Jasmine Hwang (Transient Withdrawal), one of my favourite bloggers, was on this panel, and she had some great things to say. I especially loved this quote: “Bloggers are more real. They’re not size 0 or 6 feet tall. I’m an average American girl. If I can pull off that dress then so can others.” The fact that stylish icons like Jasmine are becoming more accessible is so exciting and for me, is one of the main draws to the blog world. There was a lot of debate in this panel about whether the industry has become more inclusive or not, and the end conclusion with most panels is that it has. Dino-Ray Ramos had some reservations about this and I really enjoyed hearing him speak because he was hilarious! He mentioned “tata tattoos” that he had received as a promotion, Rachel Ray’s 30 minute meals in a food snobs vs. Fashion snobs war, and his response to his Medical and Engineering friends asking him if he liked their outfits: “I don’t care”. I was glad that his responses were a little bit controversial and he wasn’t all about the blogger, because I felt some of the speakers that came may not have been completely truthful because they were worried about offending bloggers. I also enjoyed Dino-Ray’s view on fashion in the real world, and agree that “we could afford to use some jazzing up”. I firmly believe that when we are dressed up and take time with our appearance so we feel our best, we are more polite, successful, and generous. If you think about it this way, would you be more likely to be rude to the crazy person who insults you on the subway instead of ignoring them if you were wearing sweatpants or an evening dress? If we are proud of the way we look than we are more likely to evaluate our actions because we do not want our outward and inward appearances jarring with each other. Anyway, I love Dino-Ray. Every sentence that came out of his mouth was so amusing.

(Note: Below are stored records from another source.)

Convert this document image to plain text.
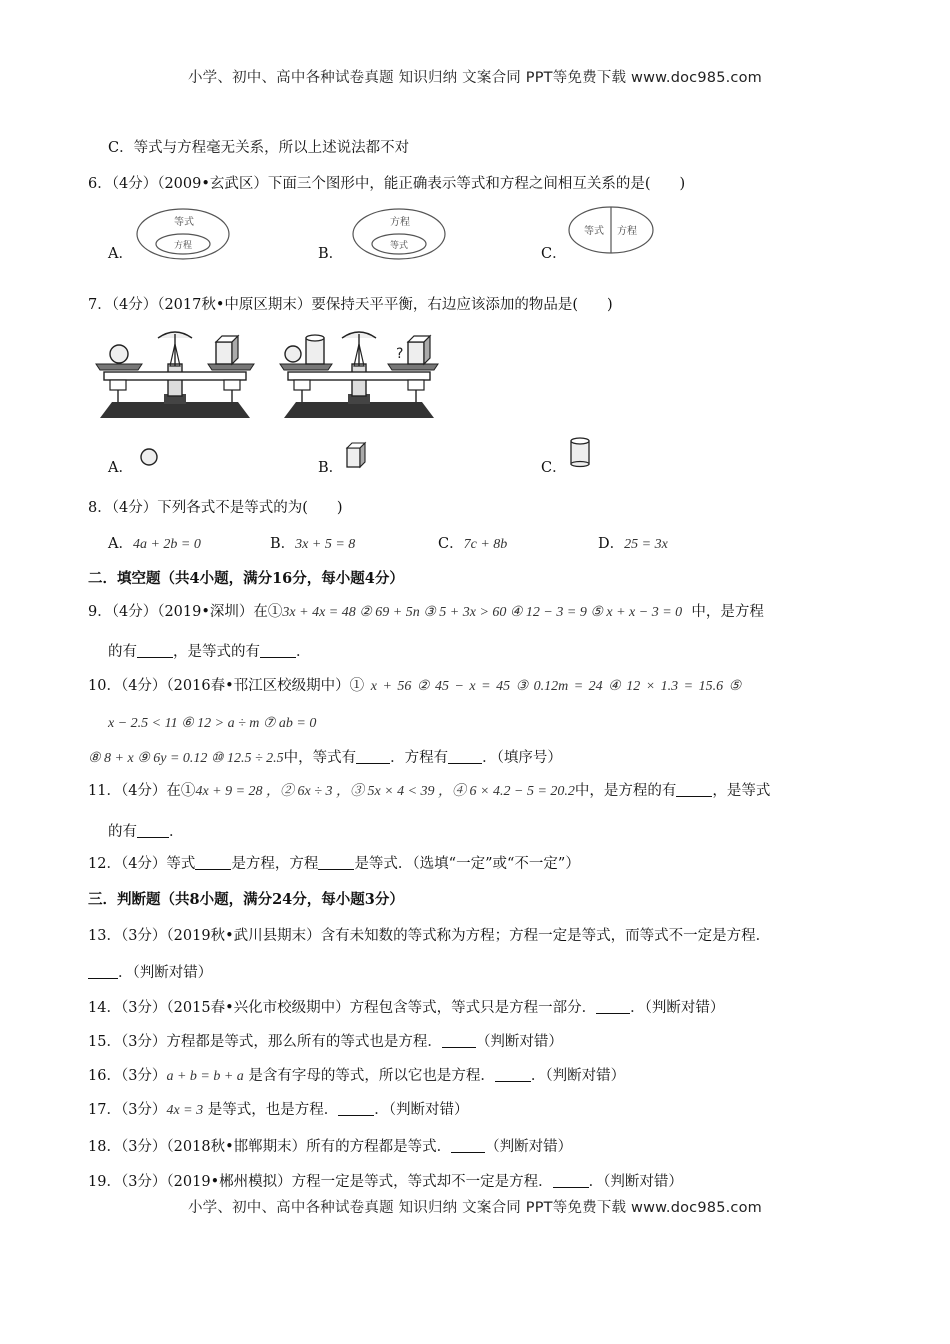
小学、初中、高中各种试卷真题 知识归纳 文案合同 PPT等免费下载 www.doc985.com
C．等式与方程毫无关系，所以上述说法都不对
6．（4分）（2009•玄武区）下面三个图形中，能正确表示等式和方程之间相互关系的是(　　)
A．
等式
方程	B．
方程
等式	C．
等式 方程
7．（4分）（2017秋•中原区期末）要保持天平平衡，右边应该添加的物品是(　　)
?
A．	B．	C．
8．（4分）下列各式不是等式的为(　　)
A．4a + 2b = 0	B．3x + 5 = 8	C．7c + 8b	D．25 = 3x
二．填空题（共4小题，满分16分，每小题4分）
9．（4分）（2019•深圳）在①3x + 4x = 48 ② 69 + 5n ③ 5 + 3x > 60 ④ 12 − 3 = 9 ⑤ x + x − 3 = 0 中，是方程
的有 ，是等式的有 ．
10．（4分）（2016春•邗江区校级期中）① x + 56 ② 45 − x = 45 ③ 0.12m = 24 ④ 12 × 1.3 = 15.6 ⑤
x − 2.5 < 11 ⑥ 12 > a ÷ m ⑦ ab = 0
⑧ 8 + x ⑨ 6y = 0.12 ⑩ 12.5 ÷ 2.5中，等式有 ．方程有 ．（填序号）
11．（4分）在①4x + 9 = 28 ，② 6x ÷ 3 ，③ 5x × 4 < 39 ，④ 6 × 4.2 − 5 = 20.2中，是方程的有 ，是等式
的有 ．
12．（4分）等式 是方程，方程 是等式．（选填“一定”或“不一定”）
三．判断题（共8小题，满分24分，每小题3分）
13．（3分）（2019秋•武川县期末）含有未知数的等式称为方程；方程一定是等式，而等式不一定是方程．
．（判断对错）
14．（3分）（2015春•兴化市校级期中）方程包含等式，等式只是方程一部分． ．（判断对错）
15．（3分）方程都是等式，那么所有的等式也是方程． （判断对错）
16．（3分）a + b = b + a 是含有字母的等式，所以它也是方程． ．（判断对错）
17．（3分）4x = 3 是等式，也是方程． ．（判断对错）
18．（3分）（2018秋•邯郸期末）所有的方程都是等式． （判断对错）
19．（3分）（2019•郴州模拟）方程一定是等式，等式却不一定是方程． ．（判断对错）
小学、初中、高中各种试卷真题 知识归纳 文案合同 PPT等免费下载 www.doc985.com
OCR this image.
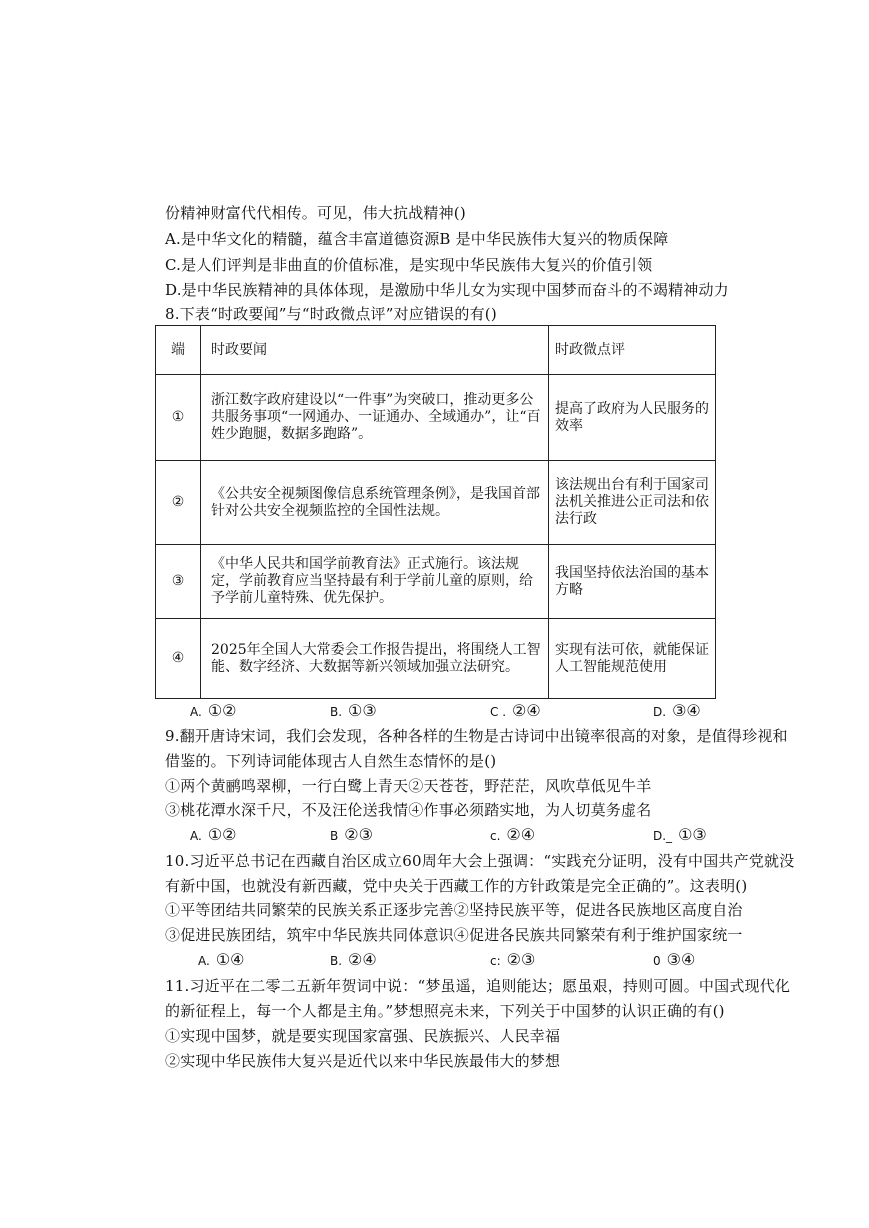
份精神财富代代相传。可见，伟大抗战精神()
A.是中华文化的精髓，蕴含丰富道德资源B 是中华民族伟大复兴的物质保障
C.是人们评判是非曲直的价值标准，是实现中华民族伟大复兴的价值引领
D.是中华民族精神的具体体现，是激励中华儿女为实现中国梦而奋斗的不竭精神动力
8.下表“时政要闻”与“时政微点评”对应错误的有()
端	时政要闻	时政微点评
①	浙江数字政府建设以“一件事”为突破口，推动更多公共服务事项“一网通办、一证通办、全域通办”，让“百姓少跑腿，数据多跑路”。	提高了政府为人民服务的效率
②	《公共安全视频图像信息系统管理条例》，是我国首部针对公共安全视频监控的全国性法规。	该法规出台有利于国家司法机关推进公正司法和依法行政
③	《中华人民共和国学前教育法》正式施行。该法规定，学前教育应当坚持最有利于学前儿童的原则，给予学前儿童特殊、优先保护。	我国坚持依法治国的基本方略
④	2025年全国人大常委会工作报告提出，将围绕人工智能、数字经济、大数据等新兴领域加强立法研究。	实现有法可依，就能保证人工智能规范使用
A. ①②	B. ①③	C . ②④	D. ③④
9.翻开唐诗宋词，我们会发现，各种各样的生物是古诗词中出镜率很高的对象，是值得珍视和
借鉴的。下列诗词能体现古人自然生态情怀的是()
①两个黄鹂鸣翠柳，一行白鹭上青天②天苍苍，野茫茫，风吹草低见牛羊
③桃花潭水深千尺，不及汪伦送我情④作事必须踏实地，为人切莫务虚名
A. ①②	B ②③	c. ②④	D._ ①③
10.习近平总书记在西藏自治区成立60周年大会上强调：“实践充分证明，没有中国共产党就没
有新中国，也就没有新西藏，党中央关于西藏工作的方针政策是完全正确的”。这表明()
①平等团结共同繁荣的民族关系正逐步完善②坚持民族平等，促进各民族地区高度自治
③促进民族团结，筑牢中华民族共同体意识④促进各民族共同繁荣有利于维护国家统一
A. ①④	B. ②④	c: ②③	0 ③④
11.习近平在二零二五新年贺词中说：“梦虽遥，追则能达；愿虽艰，持则可圆。中国式现代化
的新征程上，每一个人都是主角。”梦想照亮未来，下列关于中国梦的认识正确的有()
①实现中国梦，就是要实现国家富强、民族振兴、人民幸福
②实现中华民族伟大复兴是近代以来中华民族最伟大的梦想
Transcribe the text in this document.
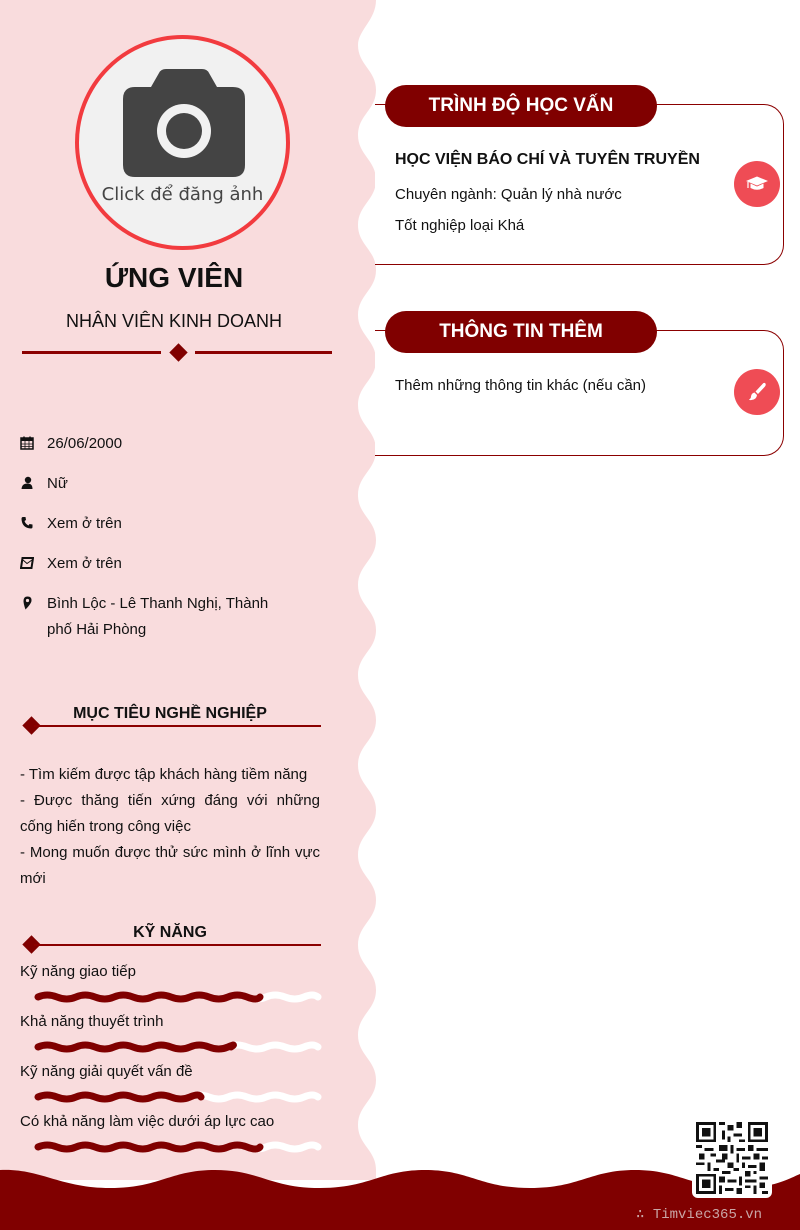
Click để đăng ảnh
ỨNG VIÊN
NHÂN VIÊN KINH DOANH
26/06/2000
Nữ
Xem ở trên
Xem ở trên
Bình Lộc - Lê Thanh Nghị, Thành phố Hải Phòng
MỤC TIÊU NGHỀ NGHIỆP
- Tìm kiếm được tập khách hàng tiềm năng
- Được thăng tiến xứng đáng với những cống hiến trong công việc
- Mong muốn được thử sức mình ở lĩnh vực mới
KỸ NĂNG
Kỹ năng giao tiếp
Khả năng thuyết trình
Kỹ năng giải quyết vấn đề
Có khả năng làm việc dưới áp lực cao
TRÌNH ĐỘ HỌC VẤN
HỌC VIỆN BÁO CHÍ VÀ TUYÊN TRUYỀN
Chuyên ngành: Quản lý nhà nước
Tốt nghiệp loại Khá
THÔNG TIN THÊM
Thêm những thông tin khác (nếu cần)
∴ Timviec365.vn
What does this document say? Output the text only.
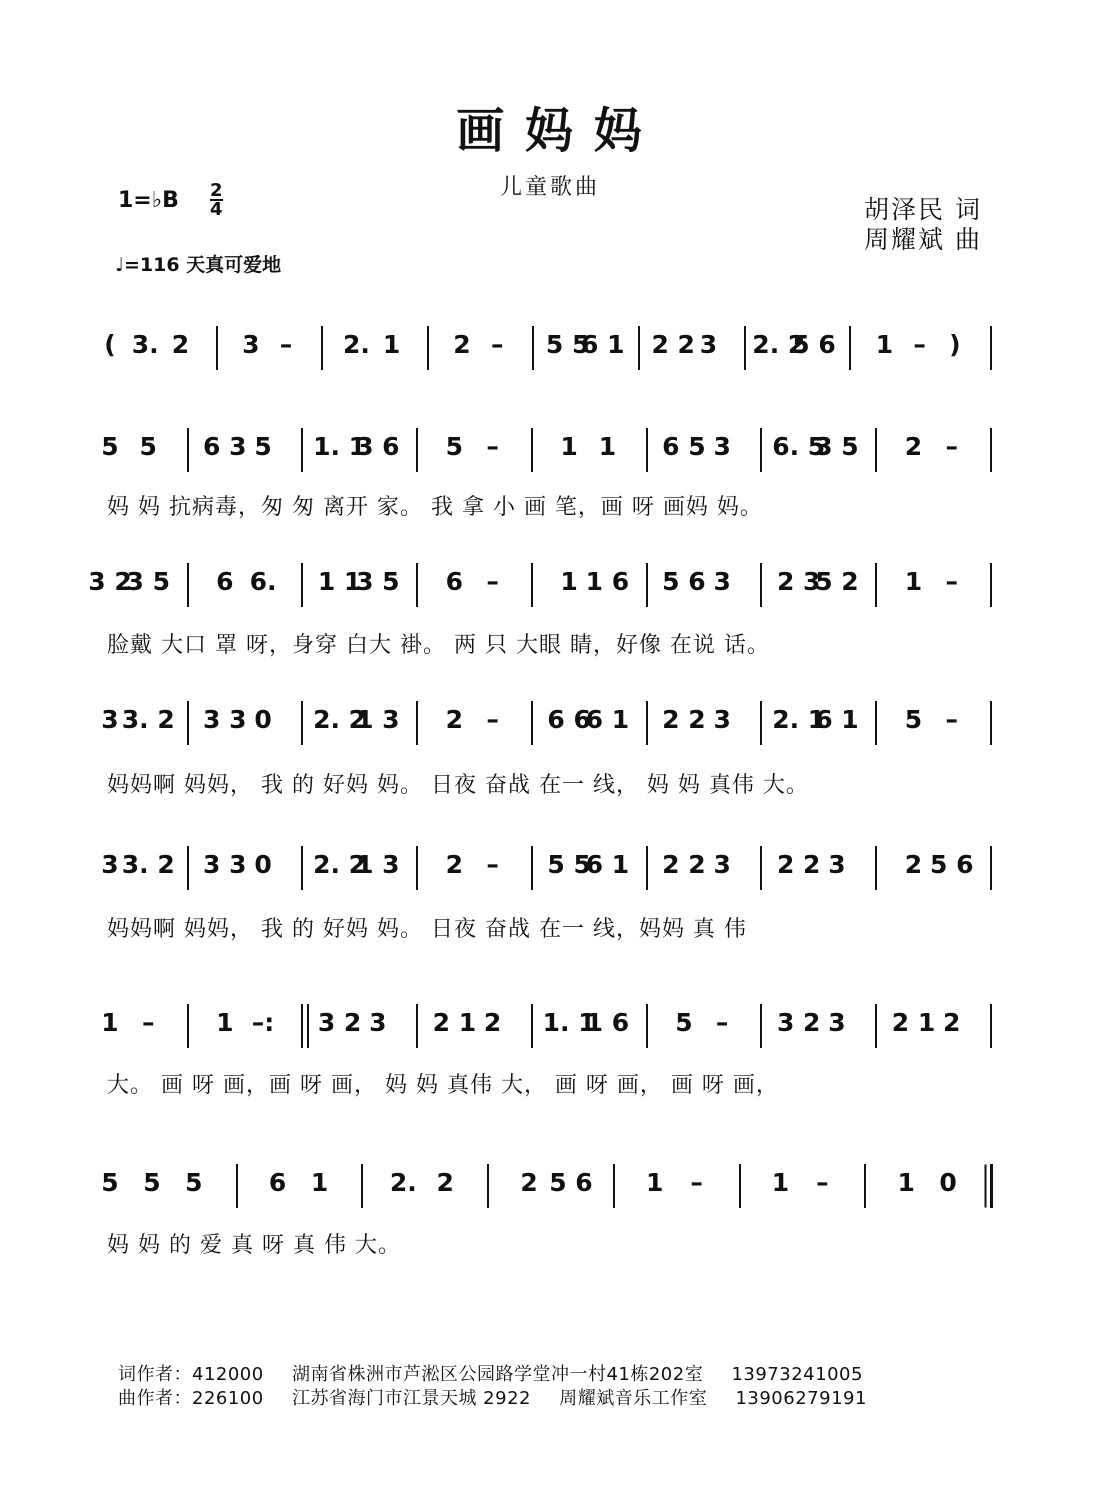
画 妈 妈
儿童歌曲
1=♭B 2
4
♩=116 天真可爱地
胡泽民 词
周耀斌 曲
( 3. 2 3 – 2. 1 2 – 5 5
6 1 2 2 3 2. 2
5 6 1 – )
5 5 6 3 5 1. 1
3 6 5 – 1 1 6 5 3 6. 5
3 5 2 –
妈 妈 抗病毒，匆 匆 离开 家。 我 拿 小 画 笔，画 呀 画妈 妈。
3 2
3 5 6 6. 1 1
3 5 6 – 1 1 6 5 6 3 2 3
5 2 1 –
脸戴 大口 罩 呀，身穿 白大 褂。 两 只 大眼 睛，好像 在说 话。
3 3. 2 3 3 0 2. 2
1 3 2 – 6 6
6 1 2 2 3 2. 1
6 1 5 –
妈妈啊 妈妈， 我 的 好妈 妈。 日夜 奋战 在一 线， 妈 妈 真伟 大。
3 3. 2 3 3 0 2. 2
1 3 2 – 5 5
6 1 2 2 3 2 2 3 2 5 6
妈妈啊 妈妈， 我 的 好妈 妈。 日夜 奋战 在一 线，妈妈 真 伟
1 – 1 –: 3 2 3 2 1 2 1. 1
1 6 5 – 3 2 3 2 1 2
大。 画 呀 画，画 呀 画， 妈 妈 真伟 大， 画 呀 画， 画 呀 画，
5 5 5	6 1 2. 2	2 5 6 1 –	1 –	1 0
妈 妈 的 爱 真 呀 真 伟 大。
词作者：412000 湖南省株洲市芦淞区公园路学堂冲一村41栋202室 13973241005
曲作者：226100 江苏省海门市江景天城 2922 周耀斌音乐工作室 13906279191
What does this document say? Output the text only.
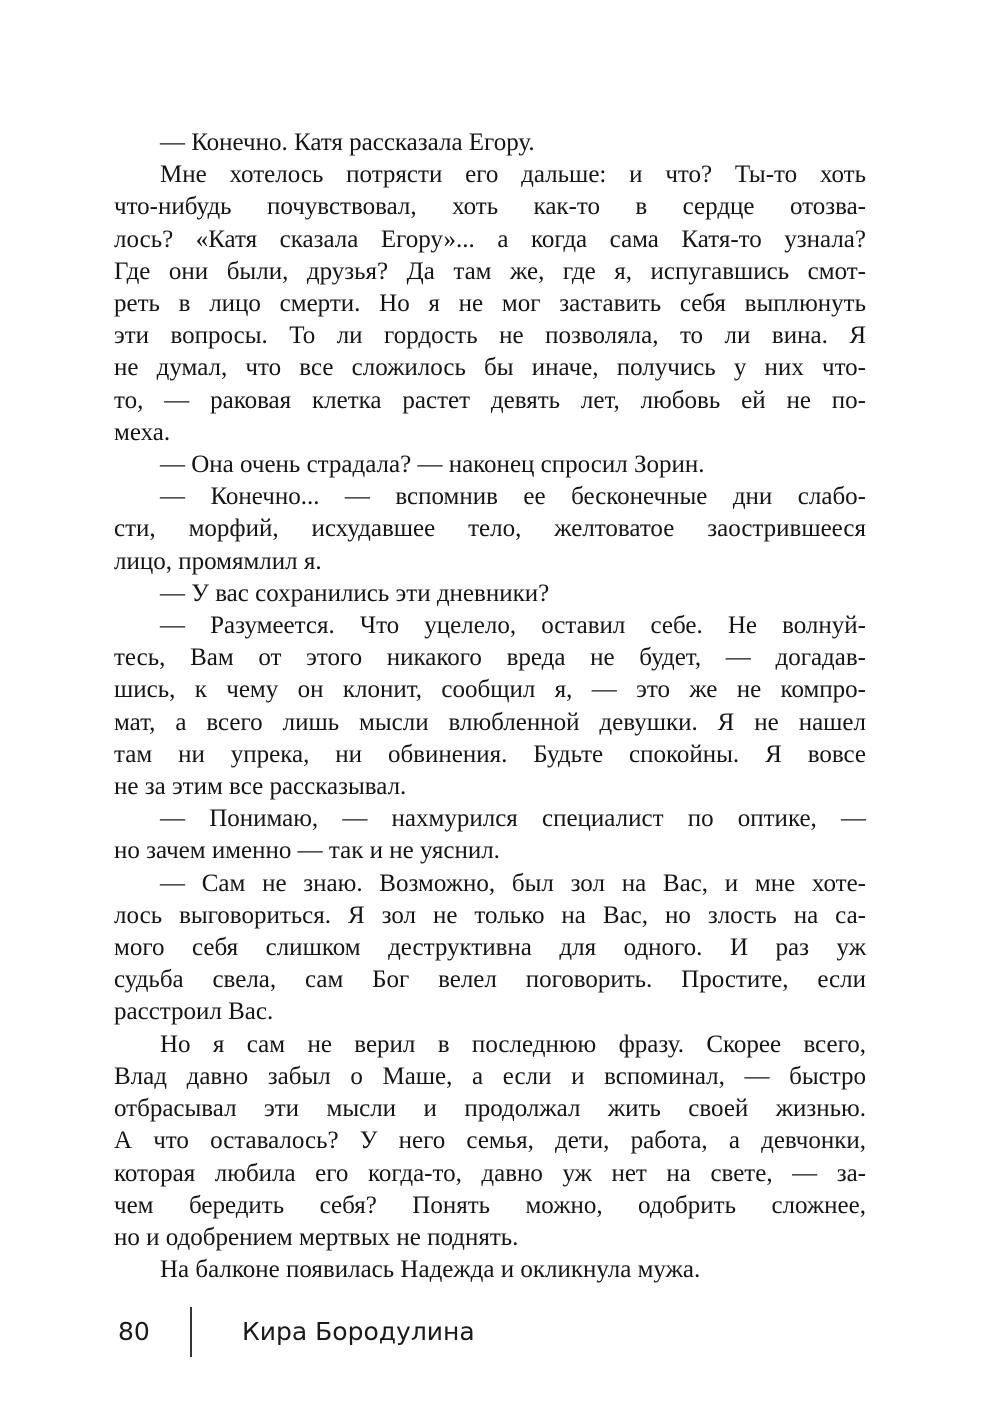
— Конечно. Катя рассказала Егору.
Мне хотелось потрясти его дальше: и что? Ты-то хоть
что-нибудь почувствовал, хоть как-то в сердце отозва-
лось? «Катя сказала Егору»... а когда сама Катя-то узнала?
Где они были, друзья? Да там же, где я, испугавшись смот-
реть в лицо смерти. Но я не мог заставить себя выплюнуть
эти вопросы. То ли гордость не позволяла, то ли вина. Я
не думал, что все сложилось бы иначе, получись у них что-
то, — раковая клетка растет девять лет, любовь ей не по-
меха.
— Она очень страдала? — наконец спросил Зорин.
— Конечно... — вспомнив ее бесконечные дни слабо-
сти, морфий, исхудавшее тело, желтоватое заострившееся
лицо, промямлил я.
— У вас сохранились эти дневники?
— Разумеется. Что уцелело, оставил себе. Не волнуй-
тесь, Вам от этого никакого вреда не будет, — догадав-
шись, к чему он клонит, сообщил я, — это же не компро-
мат, а всего лишь мысли влюбленной девушки. Я не нашел
там ни упрека, ни обвинения. Будьте спокойны. Я вовсе
не за этим все рассказывал.
— Понимаю, — нахмурился специалист по оптике, —
но зачем именно — так и не уяснил.
— Сам не знаю. Возможно, был зол на Вас, и мне хоте-
лось выговориться. Я зол не только на Вас, но злость на са-
мого себя слишком деструктивна для одного. И раз уж
судьба свела, сам Бог велел поговорить. Простите, если
расстроил Вас.
Но я сам не верил в последнюю фразу. Скорее всего,
Влад давно забыл о Маше, а если и вспоминал, — быстро
отбрасывал эти мысли и продолжал жить своей жизнью.
А что оставалось? У него семья, дети, работа, а девчонки,
которая любила его когда-то, давно уж нет на свете, — за-
чем бередить себя? Понять можно, одобрить сложнее,
но и одобрением мертвых не поднять.
На балконе появилась Надежда и окликнула мужа.
80	Кира Бородулина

My favourite part of the Chictopia conference was meeting so many great bloggers! I just wanted to give them all a little shoutout, and even though I hardly have any pictures of them because my camera was being totally uncooperative, I still love them!
Starr, Annie, and Annie Beautiful ladies who look lovely in vintage, don’t get too caught up in the crazy New York fashion world, and are endless sources of fun! I loved meeting up with them over the course of fashion week.
Jenny Whose writing is as fab as you can imagine, and rocks booty short rompers with the greatest aplomb.
Rebecca, who kindly organized the blogger meet up and is so fashionable in real life!